无法通过 Provisioner 动态创建 Ceph PVC
问题描述
之前按照 通过 Rook 接入外部 Ceph 存储 一文,将外部的 Ceph 集群接入到了 Kubernetes 中。接入后,会在集群内创建文件存储和块存储的 StorageClass:
$ kubectl get storageclass
NAME PROVISIONER RECLAIMPOLICY VOLUMEBINDINGMODE ALLOWVOLUMEEXPANSION AGE
openebs-hostpath openebs.io/local Delete WaitForFirstConsumer false 32d
rook-ceph-rbd rook-ceph.rbd.csi.ceph.com Delete Immediate true 120m
rook-cephfs rook-ceph.cephfs.csi.ceph.com Delete Immediate true 120m
当通过 rook-ceph-rbd
存储类创建 PVC 时,没有问题。
$ k apply -f cephrbd-test.yaml
persistentvolumeclaim/test created
pod/incoming-rw-pvc-test created
$ kg pvc
NAME STATUS VOLUME CAPACITY ACCESS MODES STORAGECLASS VOLUMEATTRIBUTESCLASS AGE
test Bound pvc-93b7ff35-a122-471e-8787-f1cd09829494 10Gi RWO rook-ceph-rbd <unset> 2s
然而,通过 rook-cephfs
存储类创建 PVC 时,PVC 将一直等待:
$ k apply -f cephfs-test.yaml
persistentvolumeclaim/test created
pod/incoming-rw-pvc-test created
$ kg pvc
NAME STATUS VOLUME CAPACITY ACCESS MODES STORAGECLASS VOLUMEATTRIBUTESCLASS AGE
test Pending rook-cephfs <unset> 2s
Kubernetes 的 Rook 组件中,Provisioner 负责基于 PVC,动态向 Ceph 请求 SubVolume 并创建 PV 并绑定,查看 Provisioner 的日志:
$ k logs -l app=csi-cephfsplugin-provisioner -c csi-provisioner
I1228 15:47:54.326526 1 csi-provisioner.go:154] Version: v5.0.1
I1228 15:47:54.326681 1 csi-provisioner.go:177] Building kube configs for running in cluster...

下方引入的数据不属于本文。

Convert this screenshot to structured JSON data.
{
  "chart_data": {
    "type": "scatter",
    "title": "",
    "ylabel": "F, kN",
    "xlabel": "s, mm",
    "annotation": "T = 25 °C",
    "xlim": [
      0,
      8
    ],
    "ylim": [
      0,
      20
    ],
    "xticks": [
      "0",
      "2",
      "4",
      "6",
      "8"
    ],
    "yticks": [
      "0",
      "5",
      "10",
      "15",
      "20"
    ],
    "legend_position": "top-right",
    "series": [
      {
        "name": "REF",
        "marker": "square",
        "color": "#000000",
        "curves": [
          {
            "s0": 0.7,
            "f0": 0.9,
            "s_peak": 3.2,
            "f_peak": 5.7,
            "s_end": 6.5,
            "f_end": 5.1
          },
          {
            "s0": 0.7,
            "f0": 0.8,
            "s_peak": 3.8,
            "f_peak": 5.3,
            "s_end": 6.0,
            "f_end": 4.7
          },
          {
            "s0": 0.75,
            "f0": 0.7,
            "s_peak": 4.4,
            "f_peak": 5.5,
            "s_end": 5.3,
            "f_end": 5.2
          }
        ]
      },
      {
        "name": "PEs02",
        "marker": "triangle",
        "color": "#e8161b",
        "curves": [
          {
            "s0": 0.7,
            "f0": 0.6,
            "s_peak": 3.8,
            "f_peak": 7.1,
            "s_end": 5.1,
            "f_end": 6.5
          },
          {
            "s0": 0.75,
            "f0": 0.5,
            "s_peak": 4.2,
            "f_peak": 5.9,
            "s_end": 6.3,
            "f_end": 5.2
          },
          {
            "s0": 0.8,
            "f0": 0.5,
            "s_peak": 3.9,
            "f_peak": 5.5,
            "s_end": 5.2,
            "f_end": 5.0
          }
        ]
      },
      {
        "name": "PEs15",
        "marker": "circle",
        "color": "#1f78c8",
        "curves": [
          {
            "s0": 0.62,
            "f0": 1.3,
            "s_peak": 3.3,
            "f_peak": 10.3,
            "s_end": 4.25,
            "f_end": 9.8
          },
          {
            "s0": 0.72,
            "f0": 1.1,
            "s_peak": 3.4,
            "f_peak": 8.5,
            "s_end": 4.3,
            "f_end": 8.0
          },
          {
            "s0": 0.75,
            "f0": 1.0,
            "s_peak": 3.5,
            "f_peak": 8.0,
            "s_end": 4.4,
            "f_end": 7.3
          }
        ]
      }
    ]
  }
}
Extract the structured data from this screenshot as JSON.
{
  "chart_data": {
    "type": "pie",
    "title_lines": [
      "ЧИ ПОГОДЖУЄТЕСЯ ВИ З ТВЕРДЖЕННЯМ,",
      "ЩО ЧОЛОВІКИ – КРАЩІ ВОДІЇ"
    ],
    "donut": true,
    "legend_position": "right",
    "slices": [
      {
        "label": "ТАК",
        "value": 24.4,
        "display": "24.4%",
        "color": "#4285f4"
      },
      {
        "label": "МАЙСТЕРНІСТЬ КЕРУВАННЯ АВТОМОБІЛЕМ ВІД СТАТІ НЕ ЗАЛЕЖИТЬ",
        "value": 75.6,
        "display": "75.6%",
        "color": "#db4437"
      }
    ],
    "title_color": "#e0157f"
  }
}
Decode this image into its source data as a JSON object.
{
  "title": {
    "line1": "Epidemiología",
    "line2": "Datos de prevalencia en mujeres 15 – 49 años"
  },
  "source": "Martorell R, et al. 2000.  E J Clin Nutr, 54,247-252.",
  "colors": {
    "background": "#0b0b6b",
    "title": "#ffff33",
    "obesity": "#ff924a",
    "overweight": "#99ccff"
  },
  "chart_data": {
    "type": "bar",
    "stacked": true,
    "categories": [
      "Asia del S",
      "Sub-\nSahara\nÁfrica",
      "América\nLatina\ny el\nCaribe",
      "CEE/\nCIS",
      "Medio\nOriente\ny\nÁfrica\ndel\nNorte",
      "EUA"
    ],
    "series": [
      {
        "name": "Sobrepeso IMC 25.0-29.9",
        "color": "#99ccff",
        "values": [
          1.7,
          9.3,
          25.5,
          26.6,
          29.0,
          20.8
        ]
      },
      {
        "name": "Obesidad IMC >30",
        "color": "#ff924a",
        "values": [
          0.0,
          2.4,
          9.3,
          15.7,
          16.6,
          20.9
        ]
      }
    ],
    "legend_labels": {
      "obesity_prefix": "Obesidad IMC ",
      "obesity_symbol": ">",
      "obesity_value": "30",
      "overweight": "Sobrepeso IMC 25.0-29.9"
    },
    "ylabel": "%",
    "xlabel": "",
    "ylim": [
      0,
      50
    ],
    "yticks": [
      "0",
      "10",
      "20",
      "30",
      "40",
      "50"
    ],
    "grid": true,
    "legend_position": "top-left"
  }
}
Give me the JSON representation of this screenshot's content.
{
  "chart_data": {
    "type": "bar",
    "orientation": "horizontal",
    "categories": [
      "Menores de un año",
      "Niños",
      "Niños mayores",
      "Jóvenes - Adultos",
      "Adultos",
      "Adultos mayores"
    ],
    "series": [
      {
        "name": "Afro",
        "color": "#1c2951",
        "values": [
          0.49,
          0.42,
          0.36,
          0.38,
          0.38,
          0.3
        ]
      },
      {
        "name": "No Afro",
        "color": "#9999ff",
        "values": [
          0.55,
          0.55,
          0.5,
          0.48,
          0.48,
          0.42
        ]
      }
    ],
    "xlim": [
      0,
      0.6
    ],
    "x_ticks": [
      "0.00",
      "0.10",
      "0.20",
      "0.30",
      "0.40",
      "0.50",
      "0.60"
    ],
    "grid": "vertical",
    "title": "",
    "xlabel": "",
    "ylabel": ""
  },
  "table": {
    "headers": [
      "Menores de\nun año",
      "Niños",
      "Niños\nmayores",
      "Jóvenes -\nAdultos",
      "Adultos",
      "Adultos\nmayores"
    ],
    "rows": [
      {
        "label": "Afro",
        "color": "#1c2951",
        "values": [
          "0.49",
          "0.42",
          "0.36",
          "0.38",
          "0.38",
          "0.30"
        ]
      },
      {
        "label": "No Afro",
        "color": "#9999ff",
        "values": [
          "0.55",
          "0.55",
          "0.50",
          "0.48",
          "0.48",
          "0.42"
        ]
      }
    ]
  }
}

I1228 15:47:55.330379 1 common.go:143] "Probing CSI driver for readiness"
I1228 15:47:55.339990 1 csi-provisioner.go:302] CSI driver does not support PUBLISH_UNPUBLISH_VOLUME, not watching VolumeAttachments
I1228 15:47:55.342207 1 leaderelection.go:250] attempting to acquire leader lease rook-ceph/rook-ceph-cephfs-csi-ceph-com...
E0104 14:21:37.300890 1 controller.go:974] error syncing claim "9afaaf3e-7465-4b98-ae40-5546660af5fc": failed to provision volume with StorageClass "rook-cephfs": rpc error: code = Internal desc = rados: ret=-1, Operation not permitted
I0104 14:21:37.300947 1 event.go:389] "Event occurred" object="rook-ceph/test" fieldPath="" kind="PersistentVolumeClaim" apiVersion="v1" type="Warning" reason="ProvisioningFailed" message="failed to provision volume with StorageClass \"rook-cephfs\": rpc error: code = Internal desc = rados: ret=-1, Operation not permitted"
看起来问题和权限有关。
相关资料
在搜索的过程中,我主要分成了两部分来源:来自 Ceph-CSI 项目,以及 Rook 项目。
主要提到和 Ceph Auth 用户有关。其中 Ceph-CSI 的讨论要多很多,因为 Ceph-CSI 的文档太烂了 ,Rook 提供了一个自动化脚本,Ceph 则在一个很不起眼的文档里说了需要手动创建哪些用户。
看来是 Rook 的脚本在我们的 Ceph 集群环境下不能正常工作,那么我们的集群有什么特殊之处呢?
尝试解决
1. 增加 Provisioner 用户权限
Rook 的迁移脚本会自动创建多个 CSI 相关的 Ceph 用户,其中负责创建 PVC 的 Provisioner 的权限如下:
$ ceph auth get client.csi-cephfs-provisioner
[client.csi-cephfs-provisioner]
key = XXXX==
caps mds = "allow *"
caps mgr = "allow rw"
caps mon = "allow r, allow command 'osd blocklist'"
caps osd = "allow rw tag cephfs metadata=*"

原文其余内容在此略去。